Wednesday, January 11, 2012

Writing prompt - "Mind"

What's been on your mind? What have you carried and gnawed over? Go. Ten minutes.

My dad's cancer has been on my mind a lot lately. I find myself mulling over the eventual possibilities of its reality a lot. Wondering. Wishing. Making plans. Focusing on the good. Avoiding too much speculation. This is actually something of a breakthrough for me; in the five years since he was diagnosed with prostate cancer, I've spent a lot of time avoiding this mental subject. Last week when I suddenly found the words I needed to articulate what this experience has been like, I also found a measure of freedom.

I think that's why I write. Words bubble up inside of me and until I get them out in some way - on paper, on the blog, out loud - I can feel them hovering and buzzing. Not being able to vocalize something is terrifying for me. The nightmares I still remember from my childhood are the ones where I was scared but couldn't scream. An inability to communicate everything inside me...well, I would lose myself pretty quickly.

The more I think about this, the more I realize how true it is.
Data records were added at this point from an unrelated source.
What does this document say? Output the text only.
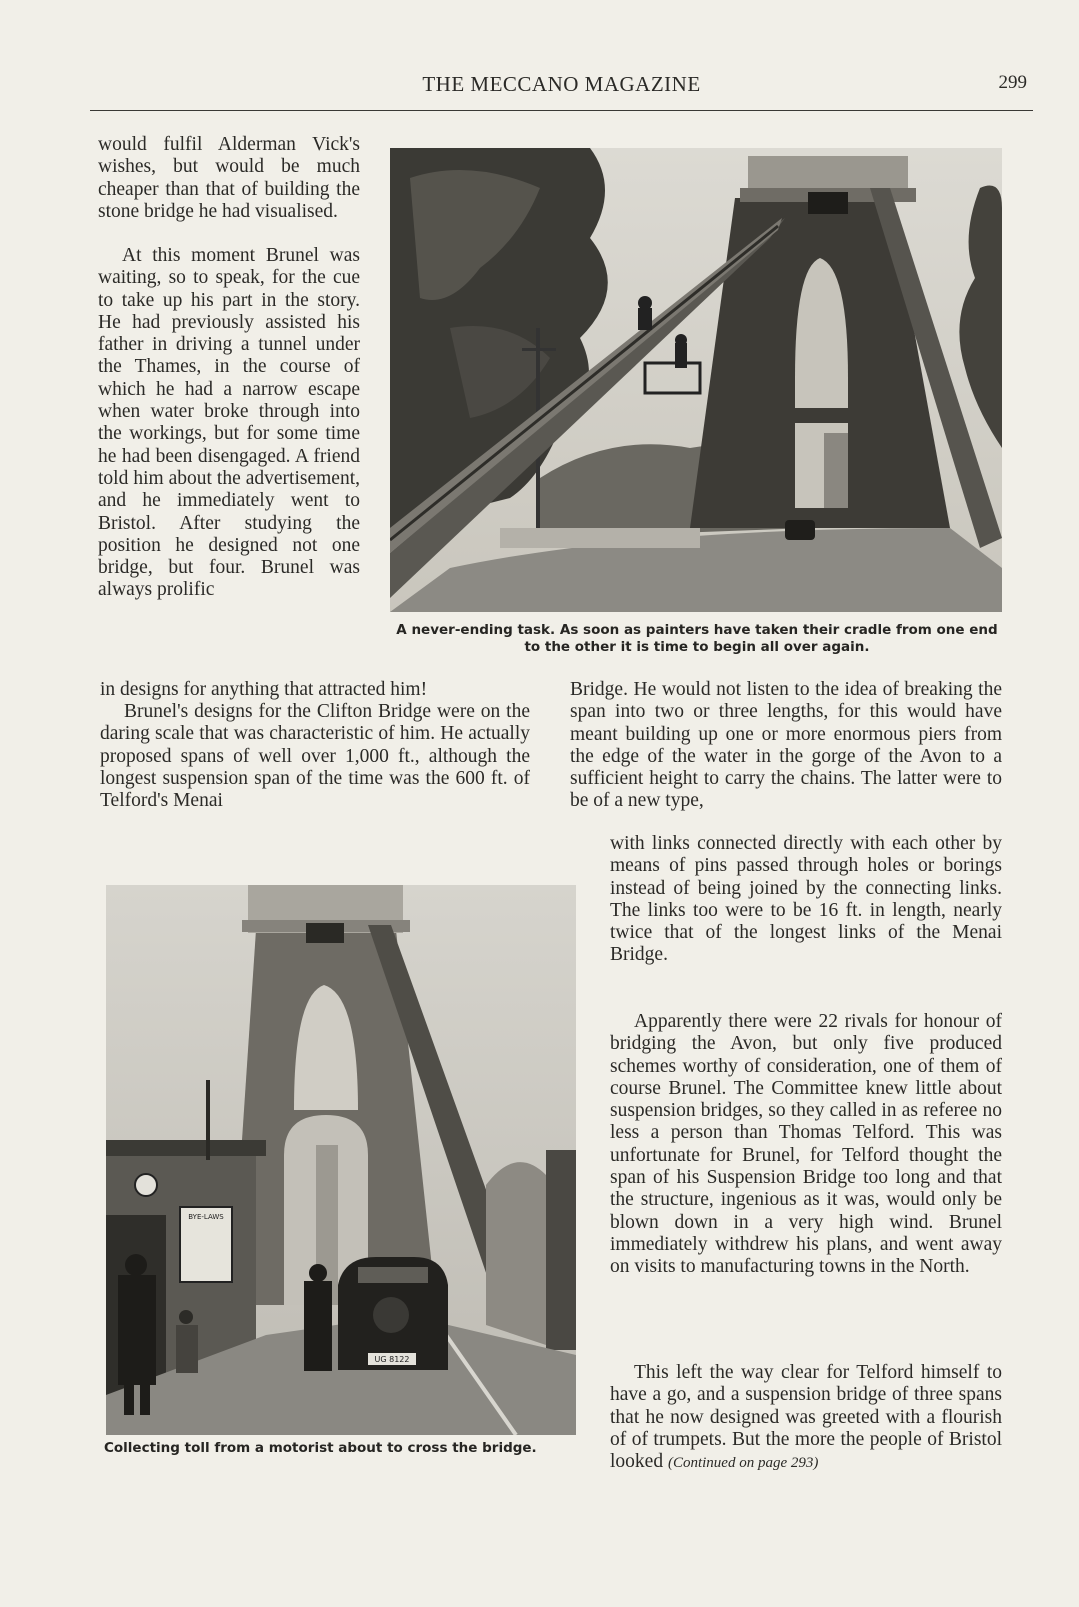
THE MECCANO MAGAZINE	299

would fulfil Alderman Vick's wishes, but would be much cheaper than that of building the stone bridge he had visualised.

At this moment Brunel was waiting, so to speak, for the cue to take up his part in the story. He had previously assisted his father in driving a tunnel under the Thames, in the course of which he had a narrow escape when water broke through into the workings, but for some time he had been disengaged. A friend told him about the advertisement, and he immediately went to Bristol. After studying the position he designed not one bridge, but four. Brunel was always prolific

in designs for anything that attracted him!

Brunel's designs for the Clifton Bridge were on the daring scale that was characteristic of him. He actually proposed spans of well over 1,000 ft., although the longest suspension span of the time was the 600 ft. of Telford's Menai

A never-ending task. As soon as painters have taken their cradle from one end to the other it is time to begin all over again.

Bridge. He would not listen to the idea of breaking the span into two or three lengths, for this would have meant building up one or more enormous piers from the edge of the water in the gorge of the Avon to a sufficient height to carry the chains. The latter were to be of a new type,

with links connected directly with each other by means of pins passed through holes or borings instead of being joined by the connecting links. The links too were to be 16 ft. in length, nearly twice that of the longest links of the Menai Bridge.

Apparently there were 22 rivals for honour of bridging the Avon, but only five produced schemes worthy of consideration, one of them of course Brunel. The Committee knew little about suspension bridges, so they called in as referee no less a person than Thomas Telford. This was unfortunate for Brunel, for Telford thought the span of his Suspension Bridge too long and that the structure, ingenious as it was, would only be blown down in a very high wind. Brunel immediately withdrew his plans, and went away on visits to manufacturing towns in the North.

This left the way clear for Telford himself to have a go, and a suspension bridge of three spans that he now designed was greeted with a flourish of of trumpets. But the more the people of Bristol looked (Continued on page 293)

BYE-LAWS
UG 8122

Collecting toll from a motorist about to cross the bridge.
Last summer I had something weighing on me until it became almost an obsession. I couldn't stop thinking about it. I finally broke and told my best friend everything, and almost instantly, I felt monumentally better. Strange as it sounds, articulating what cancer means to me has brought me relief, even though I am finally facing the pain of it. I have stopped thinking about it all the time. I think I was afraid of what would come out when I finally talked about it, and afraid I wouldn't be able to say the truth. I'm not afraid anymore. Well, less afraid.